At first i thought something was wrong with the parameter initialization. But i’m new to STAN and i probably don’t understand fully what is happening. In the for-loop at the end, i’d expect the output_test variable to get N_test columns. And N_test = 50. Yet in the returned model, output_test has 151 columns.

What is going wrong here?

1 Like

I can’t re-run the code right now; but could you run:

ncol(as.matrix(fit_nuts, pars = "output_test"))

I did, the result is 150. What do i do wrong in the code that defines cat_nuts then?

Bizarre.

I’m not sure.
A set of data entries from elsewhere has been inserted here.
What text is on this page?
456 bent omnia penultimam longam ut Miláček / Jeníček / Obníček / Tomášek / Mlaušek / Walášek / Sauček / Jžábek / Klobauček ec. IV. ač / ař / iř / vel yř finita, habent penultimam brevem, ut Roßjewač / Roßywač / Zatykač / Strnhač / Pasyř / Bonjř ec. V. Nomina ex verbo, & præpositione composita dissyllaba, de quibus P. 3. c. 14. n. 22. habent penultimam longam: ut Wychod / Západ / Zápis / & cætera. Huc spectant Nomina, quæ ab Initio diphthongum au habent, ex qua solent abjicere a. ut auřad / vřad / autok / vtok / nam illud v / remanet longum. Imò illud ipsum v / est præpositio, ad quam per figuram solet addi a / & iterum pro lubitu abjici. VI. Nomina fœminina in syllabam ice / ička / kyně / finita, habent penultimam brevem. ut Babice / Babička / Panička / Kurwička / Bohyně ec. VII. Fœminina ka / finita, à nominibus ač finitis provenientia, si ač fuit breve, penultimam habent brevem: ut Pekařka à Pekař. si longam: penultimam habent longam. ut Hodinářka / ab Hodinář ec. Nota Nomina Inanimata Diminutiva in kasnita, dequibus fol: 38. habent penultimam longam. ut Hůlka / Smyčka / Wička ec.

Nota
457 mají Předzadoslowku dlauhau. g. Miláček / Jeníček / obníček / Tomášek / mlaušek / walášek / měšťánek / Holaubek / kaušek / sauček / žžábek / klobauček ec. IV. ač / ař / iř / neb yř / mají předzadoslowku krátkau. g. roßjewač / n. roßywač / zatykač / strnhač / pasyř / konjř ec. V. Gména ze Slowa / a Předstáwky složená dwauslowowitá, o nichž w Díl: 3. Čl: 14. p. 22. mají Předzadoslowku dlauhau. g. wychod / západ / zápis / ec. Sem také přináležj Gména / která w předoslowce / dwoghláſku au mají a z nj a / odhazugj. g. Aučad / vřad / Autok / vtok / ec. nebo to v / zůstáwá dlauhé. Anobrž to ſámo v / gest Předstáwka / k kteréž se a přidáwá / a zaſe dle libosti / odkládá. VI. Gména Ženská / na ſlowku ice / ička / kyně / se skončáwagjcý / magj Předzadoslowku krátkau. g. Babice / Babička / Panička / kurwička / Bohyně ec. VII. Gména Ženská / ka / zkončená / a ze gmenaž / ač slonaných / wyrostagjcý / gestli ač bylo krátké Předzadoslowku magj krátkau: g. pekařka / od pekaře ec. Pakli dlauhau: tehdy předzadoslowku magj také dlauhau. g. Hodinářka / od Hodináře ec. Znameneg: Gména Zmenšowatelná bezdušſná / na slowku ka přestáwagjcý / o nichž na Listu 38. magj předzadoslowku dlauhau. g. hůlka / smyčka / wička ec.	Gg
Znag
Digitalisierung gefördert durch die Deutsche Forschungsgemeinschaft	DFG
Could you just run the ‘piped’ stuff one at a time?

Actually, try this…

cat_nuts <- summary(fit_nuts, pars = "output_test")$summary[,"mean"] %>%
  matrix(N_test, 3, byrow = TRUE) %>%
  apply(1, which.max)
table(cat_nuts, y_test)

If that works, could you also run summary(fit_nuts)$summary and tell me which of those is /not/ output_test[i,j] ? It may be lp__ or something; I’m not sure what that ‘other’ variable is.

This was right on the mark. It ran! Thank you!!

I ran the summary and the last row is named lp__, like you said. All the other rows are output_test[i,j].